Generative AI is a potential fulcrum for significant economic and societal change. As Mo Gawdat wrote in Scary Smart: The Future of Artificial Intelligence and How You Can Save the World, one day machines will likely be smarter in many ways—more knowledgeable, more able to assess risks and opportunities, more analytical, and more creative—than any individual on the planet. That would place humankind in a different place in the pecking order, potentially changing our perspective on how we view our role in the world. That moment, if it comes, is still years away. In the meantime, boards should approach AI with a steady hand, an open mind, clear values, and a culture of continuous human learning.

What’s next?

There are more reasons than not to be optimistic that we can manage the risks of AI while maximising its benefits.
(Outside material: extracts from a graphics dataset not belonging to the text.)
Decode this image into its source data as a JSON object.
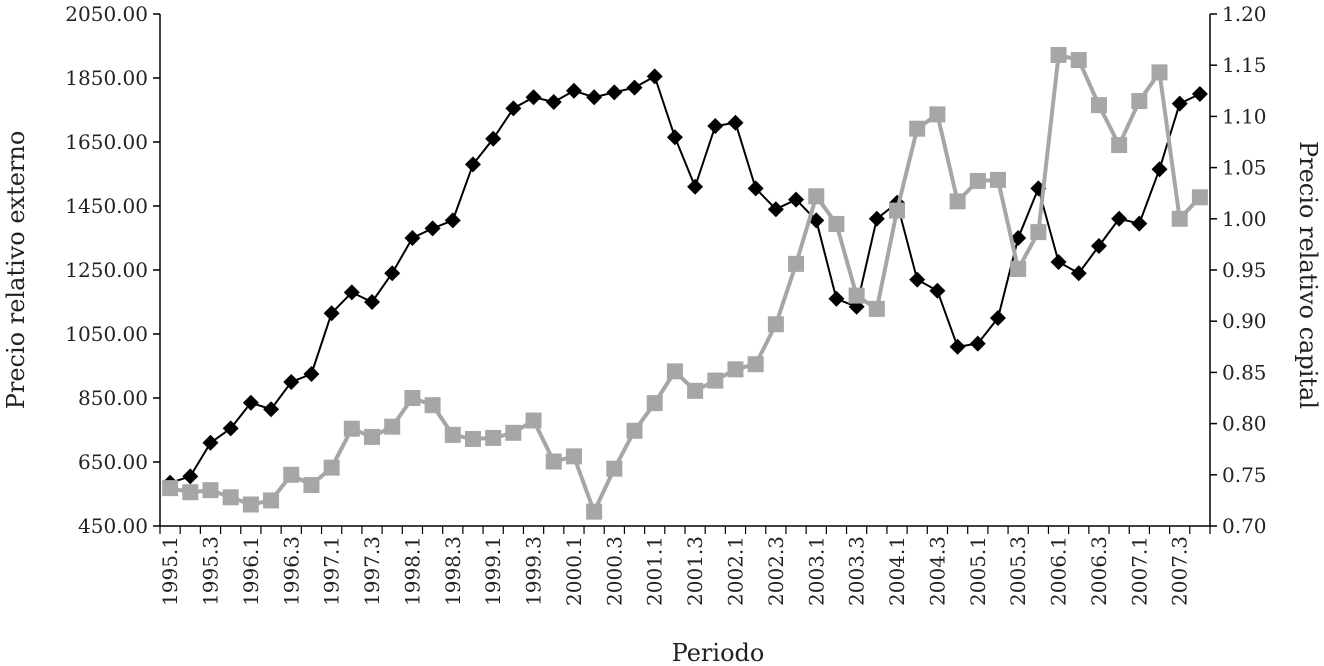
{
  "chart_data": {
    "type": "line",
    "xlabel": "Periodo",
    "ylabel_left": "Precio relativo externo",
    "ylabel_right": "Precio relativo capital",
    "ylim_left": [
      450,
      2050
    ],
    "ylim_right": [
      0.7,
      1.2
    ],
    "yticks_left": [
      "450.00",
      "650.00",
      "850.00",
      "1050.00",
      "1250.00",
      "1450.00",
      "1650.00",
      "1850.00",
      "2050.00"
    ],
    "yticks_right": [
      "0.70",
      "0.75",
      "0.80",
      "0.85",
      "0.90",
      "0.95",
      "1.00",
      "1.05",
      "1.10",
      "1.15",
      "1.20"
    ],
    "categories": [
      "1995.1",
      "1995.2",
      "1995.3",
      "1995.4",
      "1996.1",
      "1996.2",
      "1996.3",
      "1996.4",
      "1997.1",
      "1997.2",
      "1997.3",
      "1997.4",
      "1998.1",
      "1998.2",
      "1998.3",
      "1998.4",
      "1999.1",
      "1999.2",
      "1999.3",
      "1999.4",
      "2000.1",
      "2000.2",
      "2000.3",
      "2000.4",
      "2001.1",
      "2001.2",
      "2001.3",
      "2001.4",
      "2002.1",
      "2002.2",
      "2002.3",
      "2002.4",
      "2003.1",
      "2003.2",
      "2003.3",
      "2003.4",
      "2004.1",
      "2004.2",
      "2004.3",
      "2004.4",
      "2005.1",
      "2005.2",
      "2005.3",
      "2005.4",
      "2006.1",
      "2006.2",
      "2006.3",
      "2006.4",
      "2007.1",
      "2007.2",
      "2007.3",
      "2007.4"
    ],
    "tick_labels": [
      "1995.1",
      "1995.3",
      "1996.1",
      "1996.3",
      "1997.1",
      "1997.3",
      "1998.1",
      "1998.3",
      "1999.1",
      "1999.3",
      "2000.1",
      "2000.3",
      "2001.1",
      "2001.3",
      "2002.1",
      "2002.3",
      "2003.1",
      "2003.3",
      "2004.1",
      "2004.3",
      "2005.1",
      "2005.3",
      "2006.1",
      "2006.3",
      "2007.1",
      "2007.3"
    ],
    "series": [
      {
        "axis": "left",
        "marker": "diamond",
        "color": "#000000",
        "values": [
          585,
          605,
          710,
          755,
          835,
          815,
          900,
          925,
          1115,
          1180,
          1150,
          1240,
          1350,
          1380,
          1405,
          1580,
          1660,
          1755,
          1790,
          1775,
          1810,
          1790,
          1805,
          1820,
          1855,
          1665,
          1510,
          1700,
          1710,
          1505,
          1440,
          1470,
          1405,
          1160,
          1135,
          1410,
          1460,
          1220,
          1185,
          1010,
          1020,
          1100,
          1350,
          1505,
          1275,
          1240,
          1325,
          1410,
          1395,
          1565,
          1770,
          1800
        ]
      },
      {
        "axis": "right",
        "marker": "square",
        "color": "#a6a6a6",
        "values": [
          0.737,
          0.733,
          0.735,
          0.728,
          0.721,
          0.725,
          0.75,
          0.74,
          0.757,
          0.795,
          0.787,
          0.797,
          0.825,
          0.818,
          0.789,
          0.785,
          0.786,
          0.791,
          0.803,
          0.763,
          0.768,
          0.714,
          0.756,
          0.793,
          0.82,
          0.851,
          0.832,
          0.842,
          0.853,
          0.858,
          0.897,
          0.956,
          1.022,
          0.995,
          0.925,
          0.912,
          1.008,
          1.088,
          1.102,
          1.017,
          1.037,
          1.038,
          0.951,
          0.987,
          1.16,
          1.155,
          1.111,
          1.072,
          1.115,
          1.143,
          1.0,
          1.021
        ]
      }
    ]
  }
}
But we need to move fast.

Governments need to build up expertise in artificial intelligence so they can make informed laws and regulations that respond to this new technology. They’ll need to grapple with misinformation and deepfakes, security threats, changes to the job market, and the impact on education. To cite just one example: The law needs to be clear about which uses of deepfakes are legal and about how deepfakes should be labelled so everyone understands when something they’re seeing or hearing is not genuine.

Finally, boards should follow developments in AI as much as possible. It’s the most transformative innovation any of us will see in our lifetimes, and a healthy public debate will depend on everyone being knowledgeable about the technology, its benefits, and its risks. The benefits will be massive, and the best reason to believe that we can manage the risks is that we have done it before.